Uma
Mulher Fantástica (Una Mujer Fantástica, Chile/Alemanha/ Espanha/EUA,
2017)
Dir:
Sebastián Lelio
O
caminho de aceitação de uma pessoa transgênero perpassa primeiro por um autorreconhecimento
enquanto tal e depois pela necessidade de assim ser visto/a pela sociedade. Pior
é quando esse imperativo da aceitação externa chega de modo abrupto. Esse é o
maior drama da protagonista de Uma Mulher
Fantástica, filme do chileno Sebastián Lelio, que abriu a competição do Cine Ceará.
Marina
tem um relacionamento com um homem mais velho. Um mal súbito e um acidente
caseiro o leva a óbito e, de repente, ela precisa se afirmar diante da família
e amigos dele. Ao mesmo tempo, tem de provar que não foi culpada pela
morte do homem amado, uma vez que o relacionamento dos dois era visto com
desconfiança e eles estavam sozinhos em casa.
O
filme parece magnetizado pela figura dessa mulher em processo de luto e também
de provação diante de uma sociedade tão hostil para um transexual. Seu
comportamento inicial é de interiorizar as dores, suspeitas e receios que sua
simples presença causa nas pessoas, ainda que sempre resista a todo tipo de negação
que lhe é demonstrada. É no campo da batalha íntima que o filme trabalha, mesmo
quando a personagem se contrapõe mais raivosamente contra seus inimigos. Ela só
quer poder ir ao velório e enterro do homem que amava e seguir sem ter vergonha
do que viveu, a despeito das opiniões duvidosas.
No
filme anterior de Lelio, o ótimo Glória,
uma mulher também buscava se firmar no mundo. Ela era mais velha, sempre esteve
dedicada a seu trabalho, mas passava a ensaiar uma aproximação amorosa, até perceber o
quanto a busca por um companheiro é difícil nessa idade. Em Uma Mulher Fantástica, Marina também lida
com o lado emocional, mas soma-se aí o peso de ser vista como uma aberração ou não
merecedora de respeito dos demais. São, portanto, filmes que colocam personagens
femininas em situação de provação.
A
atriz Daniela Vega é de fato uma mulher trans e segura muito bem o filme que
não deixa de questionar um tipo de estereótipo muito colado a essas pessoas, geralmente associado
ao sexo, à marginalidade e à prostituição. Mariana, por sua vez, trabalha como
garçonete, estuda canto lírico e apresenta shows em bares e restaurantes à noite.
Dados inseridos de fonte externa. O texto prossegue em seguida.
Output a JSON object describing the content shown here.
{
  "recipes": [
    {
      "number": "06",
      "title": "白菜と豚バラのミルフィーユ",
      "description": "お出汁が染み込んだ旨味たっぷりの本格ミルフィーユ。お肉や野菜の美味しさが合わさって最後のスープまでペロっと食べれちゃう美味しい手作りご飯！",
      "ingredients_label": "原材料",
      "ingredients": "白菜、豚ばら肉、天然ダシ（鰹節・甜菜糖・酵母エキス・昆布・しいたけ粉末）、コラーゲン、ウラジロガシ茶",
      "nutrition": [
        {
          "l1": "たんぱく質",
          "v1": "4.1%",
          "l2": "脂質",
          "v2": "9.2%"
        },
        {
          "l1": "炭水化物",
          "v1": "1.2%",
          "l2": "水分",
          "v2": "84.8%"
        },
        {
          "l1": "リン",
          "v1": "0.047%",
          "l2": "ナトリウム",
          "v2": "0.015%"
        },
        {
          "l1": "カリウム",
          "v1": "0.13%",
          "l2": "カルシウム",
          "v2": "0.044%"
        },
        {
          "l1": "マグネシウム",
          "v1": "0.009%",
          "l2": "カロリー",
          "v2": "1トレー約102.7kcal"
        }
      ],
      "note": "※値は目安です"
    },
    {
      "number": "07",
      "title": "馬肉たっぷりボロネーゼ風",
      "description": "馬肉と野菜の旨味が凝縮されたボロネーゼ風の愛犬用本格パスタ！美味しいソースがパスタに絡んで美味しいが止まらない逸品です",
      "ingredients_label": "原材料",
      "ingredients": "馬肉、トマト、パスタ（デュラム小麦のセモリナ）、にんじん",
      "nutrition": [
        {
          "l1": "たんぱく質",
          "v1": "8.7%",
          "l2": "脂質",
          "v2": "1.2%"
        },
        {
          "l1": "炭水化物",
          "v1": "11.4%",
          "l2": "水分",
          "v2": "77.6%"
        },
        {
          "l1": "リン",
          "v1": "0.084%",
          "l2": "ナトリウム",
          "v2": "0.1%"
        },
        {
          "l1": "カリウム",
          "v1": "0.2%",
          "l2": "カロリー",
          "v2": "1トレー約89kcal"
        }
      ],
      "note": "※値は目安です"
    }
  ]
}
Mas não deixa de ouvir da ex-mulher de seu companheiro esta pergunta: “ele te
pagava?”, justo porque esse imaginário está muito arraigado na sociedade e ainda
lhe é negada a possibilidade de viver amor sincero com outra pessoa
qualquer.
Há
um esforço para se traduzir, em alguns momentos, certo sentimento de
inadequação e deslocamento da personagem, tanto diante da situação inusitada
que vive e também diante da afirmação da própria identidade. Uma dessas imagens
é bem forte: ela é atacada pelo filho do companheiro falecido – ele já tinha
filhos com outra mulher – e por alguns amigos, posta dentro de um carro onde sofre
uma série de agressões. Ali eles envolvem desajeitadamente a cabeça dela em fita
adesiva, o que causa uma deformação na sua expressão facial. É muito
significativo esse momento porque a “distorção” corporal está, pejorativamente,
muito associada ao corpo de uma pessoa trans. Ao se olhar no espelho dessa
maneira depois do susto, Marina é contraposta com uma imagem aberrante, uma que
querem lhe impor. E é esse tipo de estranhamento sobre si mesma que ela sempre terá de enfrentar.
No
entanto, o filme perde um pouco a força quando insiste nessas metáforas que o
tomam de assalto e querem refletir a insegurança dela com o corpo e a
condição trans. Se sai melhor quando investe nos devaneios dela. Num
desses momentos, ela se vê liderando uma equipe de dançarinos que performatizam
uma coreografia estilizada e profissional numa boate, e um corte brusco nos
leva à realidade da protagonista que volta para casa embaixo de chuva. Isso
porque Uma Mulher Fantástica abre
espaço para as fantasias da personagem nesse momento de calvário e foge um
pouco do aspecto mais realista que domina as produções do diretor – daí também uma
segunda leitura para o título do filme – como quando, em muitas situações, ela
vê a figura do companheiro morto.
O
filme, por pouco, não cai no discurso piedoso do coitadismo em relação a todo
preconceito que a protagonista sofre, mas sabe confortá-la sem abrir mãe da
crueza de um mundo que lhe é tão opositor. Nesse mesmo caminho, o longa põe em
pauta um tema tão atual e necessário como a transgeneridade sem soar meramente panfletário,
e é nesse tratamento tão balizado que reside a maior força do filme.